Joe O’Leary on Fiducia Supplicans

Sermon on Fiducia Supplicans

I feel rather guilty for the first time about something that happened more than 40 years ago. A priest acquaintance who has left the ministry to marry, but had to wait for laicization, asked me to do some kind of marriage ceremony to reassure his parents. I told him to just tell them the situation. Now I see that I should have reached out to the couple and organized a blessing ceremony, or at least talked with them about possibilities. My reaction showed “clericalism,” more concerned with rules than with the situation of a man anxious to marry the woman he loved but caught in a canon law bind. Pope Francis has been waging a war on clericalism and has insisted that we must “accompany” people, including those in “irregular” situations.

He has done this again in Fiducia Supplicans, which is particularly dedicated to the situation of same-sex couples. Without having studied the document closely, I am struck by the fact that this is the first document from the Congregation [Dicastery] for the Doctrine of the Faith to address a kind word to gay and lesbian people since the Congregation first addressed same-sex questions explicitly in 1975. The headline under which this was done was “the problem of homosexuality,” surely not the right place to begin. Gays and lesbians appeared as a problem for the Vatican’s sense of order.

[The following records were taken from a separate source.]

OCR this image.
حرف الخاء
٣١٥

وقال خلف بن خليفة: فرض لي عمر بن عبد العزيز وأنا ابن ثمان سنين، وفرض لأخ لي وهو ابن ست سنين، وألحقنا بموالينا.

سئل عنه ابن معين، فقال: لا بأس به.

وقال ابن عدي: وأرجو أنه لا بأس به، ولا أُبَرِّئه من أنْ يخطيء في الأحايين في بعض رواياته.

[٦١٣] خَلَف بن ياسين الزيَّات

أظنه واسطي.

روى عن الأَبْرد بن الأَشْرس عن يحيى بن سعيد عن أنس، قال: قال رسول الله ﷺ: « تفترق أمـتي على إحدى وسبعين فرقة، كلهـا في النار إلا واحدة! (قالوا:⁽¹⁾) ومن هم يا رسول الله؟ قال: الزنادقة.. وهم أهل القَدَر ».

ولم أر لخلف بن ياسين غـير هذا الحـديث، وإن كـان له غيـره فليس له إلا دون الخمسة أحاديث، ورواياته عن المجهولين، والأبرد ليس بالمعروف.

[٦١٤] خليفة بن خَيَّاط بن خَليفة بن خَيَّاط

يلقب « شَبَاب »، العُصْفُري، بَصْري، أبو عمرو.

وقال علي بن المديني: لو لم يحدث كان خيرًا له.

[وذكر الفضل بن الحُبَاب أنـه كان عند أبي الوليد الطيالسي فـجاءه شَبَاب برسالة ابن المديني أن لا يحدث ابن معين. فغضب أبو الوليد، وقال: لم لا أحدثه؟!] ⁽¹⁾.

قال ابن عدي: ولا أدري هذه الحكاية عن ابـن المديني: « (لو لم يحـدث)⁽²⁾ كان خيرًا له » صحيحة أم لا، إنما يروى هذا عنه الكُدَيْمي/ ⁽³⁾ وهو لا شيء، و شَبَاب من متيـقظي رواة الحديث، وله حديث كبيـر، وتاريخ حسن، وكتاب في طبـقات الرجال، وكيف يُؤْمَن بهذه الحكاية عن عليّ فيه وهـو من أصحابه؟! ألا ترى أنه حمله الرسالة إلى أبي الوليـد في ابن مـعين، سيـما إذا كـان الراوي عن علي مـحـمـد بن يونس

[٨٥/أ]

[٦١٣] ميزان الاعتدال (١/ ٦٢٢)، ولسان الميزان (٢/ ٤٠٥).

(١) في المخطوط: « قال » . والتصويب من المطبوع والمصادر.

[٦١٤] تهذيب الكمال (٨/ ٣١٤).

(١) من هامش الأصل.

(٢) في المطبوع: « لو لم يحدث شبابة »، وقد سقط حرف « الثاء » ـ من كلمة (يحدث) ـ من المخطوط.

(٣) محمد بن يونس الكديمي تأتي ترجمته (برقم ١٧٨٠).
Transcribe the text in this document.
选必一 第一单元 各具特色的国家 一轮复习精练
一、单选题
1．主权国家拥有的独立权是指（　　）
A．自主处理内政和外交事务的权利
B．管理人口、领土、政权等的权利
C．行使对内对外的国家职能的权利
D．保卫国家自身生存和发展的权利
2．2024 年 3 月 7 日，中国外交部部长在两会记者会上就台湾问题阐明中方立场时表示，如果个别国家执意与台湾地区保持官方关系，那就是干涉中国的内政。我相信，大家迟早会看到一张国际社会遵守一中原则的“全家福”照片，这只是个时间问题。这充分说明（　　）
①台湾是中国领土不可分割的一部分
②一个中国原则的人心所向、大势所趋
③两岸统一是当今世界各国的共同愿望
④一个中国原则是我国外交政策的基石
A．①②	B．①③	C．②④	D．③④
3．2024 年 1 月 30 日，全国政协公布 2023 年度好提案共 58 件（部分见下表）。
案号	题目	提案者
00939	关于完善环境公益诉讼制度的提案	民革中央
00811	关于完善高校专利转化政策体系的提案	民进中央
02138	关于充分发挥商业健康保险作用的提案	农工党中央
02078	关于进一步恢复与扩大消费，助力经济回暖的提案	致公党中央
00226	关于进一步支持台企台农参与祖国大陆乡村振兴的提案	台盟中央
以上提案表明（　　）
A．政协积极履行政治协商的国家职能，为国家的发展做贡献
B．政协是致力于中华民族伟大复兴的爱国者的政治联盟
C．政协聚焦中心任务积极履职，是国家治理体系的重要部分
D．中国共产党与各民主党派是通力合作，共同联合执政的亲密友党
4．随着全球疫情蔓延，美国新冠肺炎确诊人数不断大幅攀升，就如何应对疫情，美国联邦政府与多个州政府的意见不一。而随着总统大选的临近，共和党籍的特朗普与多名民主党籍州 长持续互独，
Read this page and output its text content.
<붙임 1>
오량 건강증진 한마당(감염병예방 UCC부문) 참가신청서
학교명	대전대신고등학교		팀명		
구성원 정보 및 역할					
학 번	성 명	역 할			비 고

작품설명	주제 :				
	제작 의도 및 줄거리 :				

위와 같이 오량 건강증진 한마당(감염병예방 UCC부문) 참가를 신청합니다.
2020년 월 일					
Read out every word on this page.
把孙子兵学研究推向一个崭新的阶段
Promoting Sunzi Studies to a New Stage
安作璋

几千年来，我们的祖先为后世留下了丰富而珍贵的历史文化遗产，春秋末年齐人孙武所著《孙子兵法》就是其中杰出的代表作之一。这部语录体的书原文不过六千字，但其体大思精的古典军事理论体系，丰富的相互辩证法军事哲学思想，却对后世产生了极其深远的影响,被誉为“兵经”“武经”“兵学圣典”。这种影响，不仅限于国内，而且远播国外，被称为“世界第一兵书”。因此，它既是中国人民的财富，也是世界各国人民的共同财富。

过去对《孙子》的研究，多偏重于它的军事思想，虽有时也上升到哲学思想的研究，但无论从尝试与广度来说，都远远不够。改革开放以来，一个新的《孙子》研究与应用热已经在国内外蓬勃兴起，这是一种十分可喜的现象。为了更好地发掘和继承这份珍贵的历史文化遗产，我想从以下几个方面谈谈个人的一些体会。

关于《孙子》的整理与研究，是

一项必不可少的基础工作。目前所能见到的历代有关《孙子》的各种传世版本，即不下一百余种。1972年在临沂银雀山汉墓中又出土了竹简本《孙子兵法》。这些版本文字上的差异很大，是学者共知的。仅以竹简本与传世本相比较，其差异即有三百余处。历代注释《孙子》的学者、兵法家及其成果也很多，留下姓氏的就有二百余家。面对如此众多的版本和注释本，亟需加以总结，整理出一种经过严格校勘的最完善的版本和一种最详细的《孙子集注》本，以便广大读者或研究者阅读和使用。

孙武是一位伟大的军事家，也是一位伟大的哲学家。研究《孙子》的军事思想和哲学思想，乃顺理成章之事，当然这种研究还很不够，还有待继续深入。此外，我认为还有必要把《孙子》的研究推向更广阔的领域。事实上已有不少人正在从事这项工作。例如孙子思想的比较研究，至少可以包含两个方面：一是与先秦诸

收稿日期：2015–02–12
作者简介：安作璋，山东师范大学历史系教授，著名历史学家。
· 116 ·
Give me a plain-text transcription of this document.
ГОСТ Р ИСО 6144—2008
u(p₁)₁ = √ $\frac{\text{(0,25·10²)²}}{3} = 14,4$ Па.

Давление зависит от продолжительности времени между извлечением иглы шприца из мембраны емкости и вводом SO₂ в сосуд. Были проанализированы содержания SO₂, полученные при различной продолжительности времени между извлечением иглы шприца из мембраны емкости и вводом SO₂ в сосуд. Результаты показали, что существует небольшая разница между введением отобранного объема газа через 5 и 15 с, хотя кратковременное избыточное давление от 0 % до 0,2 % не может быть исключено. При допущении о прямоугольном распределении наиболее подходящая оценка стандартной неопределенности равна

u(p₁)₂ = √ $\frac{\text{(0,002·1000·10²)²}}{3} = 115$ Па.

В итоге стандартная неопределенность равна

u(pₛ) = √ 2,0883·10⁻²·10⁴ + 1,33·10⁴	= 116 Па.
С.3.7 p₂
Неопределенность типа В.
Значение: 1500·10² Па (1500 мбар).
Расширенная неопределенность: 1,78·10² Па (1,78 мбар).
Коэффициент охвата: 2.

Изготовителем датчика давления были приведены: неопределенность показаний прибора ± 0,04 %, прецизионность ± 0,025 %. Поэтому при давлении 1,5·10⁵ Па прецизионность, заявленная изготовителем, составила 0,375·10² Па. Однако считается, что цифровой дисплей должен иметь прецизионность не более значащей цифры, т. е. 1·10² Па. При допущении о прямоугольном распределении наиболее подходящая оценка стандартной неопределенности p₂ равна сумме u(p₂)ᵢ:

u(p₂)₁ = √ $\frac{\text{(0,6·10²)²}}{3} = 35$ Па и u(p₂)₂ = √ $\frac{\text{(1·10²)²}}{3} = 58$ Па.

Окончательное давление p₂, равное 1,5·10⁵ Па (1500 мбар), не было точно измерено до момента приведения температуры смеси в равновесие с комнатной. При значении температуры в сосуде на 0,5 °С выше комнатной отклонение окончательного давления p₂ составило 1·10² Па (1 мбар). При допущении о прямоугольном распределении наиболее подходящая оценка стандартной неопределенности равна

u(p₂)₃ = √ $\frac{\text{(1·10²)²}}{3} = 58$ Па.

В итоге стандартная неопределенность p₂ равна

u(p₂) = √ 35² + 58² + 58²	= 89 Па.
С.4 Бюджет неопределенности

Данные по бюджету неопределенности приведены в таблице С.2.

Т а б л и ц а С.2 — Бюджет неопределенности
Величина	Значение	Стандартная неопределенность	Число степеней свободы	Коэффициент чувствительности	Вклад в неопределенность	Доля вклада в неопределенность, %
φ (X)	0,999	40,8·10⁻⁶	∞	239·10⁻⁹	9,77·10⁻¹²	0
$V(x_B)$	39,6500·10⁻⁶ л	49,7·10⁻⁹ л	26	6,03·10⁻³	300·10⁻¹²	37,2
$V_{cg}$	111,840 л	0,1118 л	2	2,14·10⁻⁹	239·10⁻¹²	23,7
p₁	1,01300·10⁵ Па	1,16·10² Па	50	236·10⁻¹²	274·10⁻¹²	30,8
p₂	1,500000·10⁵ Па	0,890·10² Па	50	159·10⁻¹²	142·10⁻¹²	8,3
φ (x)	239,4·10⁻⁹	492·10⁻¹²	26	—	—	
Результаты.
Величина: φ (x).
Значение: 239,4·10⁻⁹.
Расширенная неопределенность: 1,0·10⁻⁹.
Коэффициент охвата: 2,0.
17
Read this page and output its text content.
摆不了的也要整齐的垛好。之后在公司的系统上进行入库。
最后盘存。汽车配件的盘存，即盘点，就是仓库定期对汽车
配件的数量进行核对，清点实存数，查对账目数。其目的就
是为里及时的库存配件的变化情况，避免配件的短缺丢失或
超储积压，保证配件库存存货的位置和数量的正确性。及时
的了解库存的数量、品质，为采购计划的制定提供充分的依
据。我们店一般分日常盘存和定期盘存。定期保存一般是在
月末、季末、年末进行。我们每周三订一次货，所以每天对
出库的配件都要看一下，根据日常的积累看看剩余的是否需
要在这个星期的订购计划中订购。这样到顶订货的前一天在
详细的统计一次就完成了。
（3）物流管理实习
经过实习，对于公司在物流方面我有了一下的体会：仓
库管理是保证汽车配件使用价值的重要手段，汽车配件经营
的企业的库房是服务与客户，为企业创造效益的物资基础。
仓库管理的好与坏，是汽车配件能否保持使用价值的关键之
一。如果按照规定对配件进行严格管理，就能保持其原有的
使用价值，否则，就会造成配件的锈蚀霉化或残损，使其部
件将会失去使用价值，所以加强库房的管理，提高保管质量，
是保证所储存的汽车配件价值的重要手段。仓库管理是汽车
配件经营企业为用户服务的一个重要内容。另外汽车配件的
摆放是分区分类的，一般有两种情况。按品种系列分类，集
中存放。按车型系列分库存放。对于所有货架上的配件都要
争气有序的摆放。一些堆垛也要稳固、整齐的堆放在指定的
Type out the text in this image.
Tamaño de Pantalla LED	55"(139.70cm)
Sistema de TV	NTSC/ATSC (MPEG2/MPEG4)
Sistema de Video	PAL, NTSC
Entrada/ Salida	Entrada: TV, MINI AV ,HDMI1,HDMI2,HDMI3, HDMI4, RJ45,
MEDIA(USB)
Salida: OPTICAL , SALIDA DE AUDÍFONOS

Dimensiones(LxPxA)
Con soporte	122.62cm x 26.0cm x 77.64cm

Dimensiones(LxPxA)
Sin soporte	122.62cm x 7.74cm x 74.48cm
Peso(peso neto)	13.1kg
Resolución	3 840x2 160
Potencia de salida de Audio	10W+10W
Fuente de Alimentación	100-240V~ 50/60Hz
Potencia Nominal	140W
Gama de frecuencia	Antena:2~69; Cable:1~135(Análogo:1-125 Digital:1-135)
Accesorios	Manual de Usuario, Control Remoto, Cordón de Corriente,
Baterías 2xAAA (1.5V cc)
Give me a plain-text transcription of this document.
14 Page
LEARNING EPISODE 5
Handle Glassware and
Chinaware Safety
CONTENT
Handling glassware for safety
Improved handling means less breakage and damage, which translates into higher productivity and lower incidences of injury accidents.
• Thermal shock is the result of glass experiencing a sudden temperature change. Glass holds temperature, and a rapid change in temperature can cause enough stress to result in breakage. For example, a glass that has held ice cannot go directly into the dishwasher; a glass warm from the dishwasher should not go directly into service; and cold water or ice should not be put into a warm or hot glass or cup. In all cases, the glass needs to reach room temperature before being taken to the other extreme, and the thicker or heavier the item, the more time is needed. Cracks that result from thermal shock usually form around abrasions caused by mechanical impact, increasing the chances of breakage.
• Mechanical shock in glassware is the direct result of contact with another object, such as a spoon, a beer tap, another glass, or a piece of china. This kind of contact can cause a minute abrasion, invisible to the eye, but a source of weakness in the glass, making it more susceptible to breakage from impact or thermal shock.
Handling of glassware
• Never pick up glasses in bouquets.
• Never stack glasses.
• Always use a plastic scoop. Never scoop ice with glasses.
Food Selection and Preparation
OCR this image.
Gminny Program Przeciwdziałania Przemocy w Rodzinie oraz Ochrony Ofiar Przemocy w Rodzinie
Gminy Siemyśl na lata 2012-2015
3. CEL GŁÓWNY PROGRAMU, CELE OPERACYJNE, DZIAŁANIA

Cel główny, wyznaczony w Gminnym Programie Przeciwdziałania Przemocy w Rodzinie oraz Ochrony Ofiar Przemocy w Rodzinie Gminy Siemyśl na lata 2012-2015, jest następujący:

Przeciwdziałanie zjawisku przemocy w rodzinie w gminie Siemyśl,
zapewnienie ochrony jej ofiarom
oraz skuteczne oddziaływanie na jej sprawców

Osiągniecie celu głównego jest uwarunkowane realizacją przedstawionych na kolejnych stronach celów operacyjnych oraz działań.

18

There was no sign of dialogue with the people concerned or of pastoral accompaniment of them in their path in life.

Gay couples have been blessed by common sense pastors, and would be regarded by many of the clergy with admiration and envy. They have wrongfooted Vatican teaching by the unexpected success of their relationships and their impact on society. But there is a group whose need is greater and that Fiducia Supplicans does not mention. They have rather been scapegoated in Vatican documents denouncing “gender ideology.” They are the T in LGBT, suffering from what the doctors call “gender dysphoria.” I have a friend who is biologically female but identifies as a man and has had his name legally changed to match that gender identity. The problems and sufferings he has had to face are crushingly severe. Here too the church has a duty of accompaniment and dialogue, not pontification and condemnation.

A few years ago [2018] our former Irish President Mary McAleese, an outspoken Catholic woman, as well as [Ssenfuka Joanita Warry] a brave activist in Uganda on behalf of heavily oppressed gays and lesbians, were disinvited by a cardinal from a women’s meeting supposed to be held in the Vatican [Cardinal Kevin Farrell, b. Dublin, 1947]. Here is clericalism again, and the refusal of dialogue.

Pope Francis has put compassion centre stage in his reading of the Gospel. In fact, that is perhaps the central feature of the character of Jesus, his quick response to those in distress and his speed in coming to their assistance, as a healer. Is that the trait we think of when we think of him? A regular orderly life, a bit of prayer, an offering of our work for the glory of God, is not that our Christian ideal? But the Gospel makes other demands: generosity, compassion, self-giving, sacrifice. We easily miss the call of our neighbour in distress, though distress is all around us if we care to look for it. We choose the street where we will not meet someone asking us for money, stepping to the other side. (By the way, who said: “It is more blessed to give than to receive”? Anybody? It’s not in the Gospel but it is transmitted in a speech of Paul in Acts as a word of Jesus in Acts 20:35.)

King Lear is a vision of human cruelty that is hard to read and unbearable to see acted, but one line leaps out of it for me: “Expose yourself to feel what wretches feel.” When Pope Francis talks of accompaniment and dialogue he is calling us to that kind of compassionate tenderness. “Expose yourself to feel what wretches feel”—it is a heavy prescription, but it brings us closer to humanity and closer to Jesus.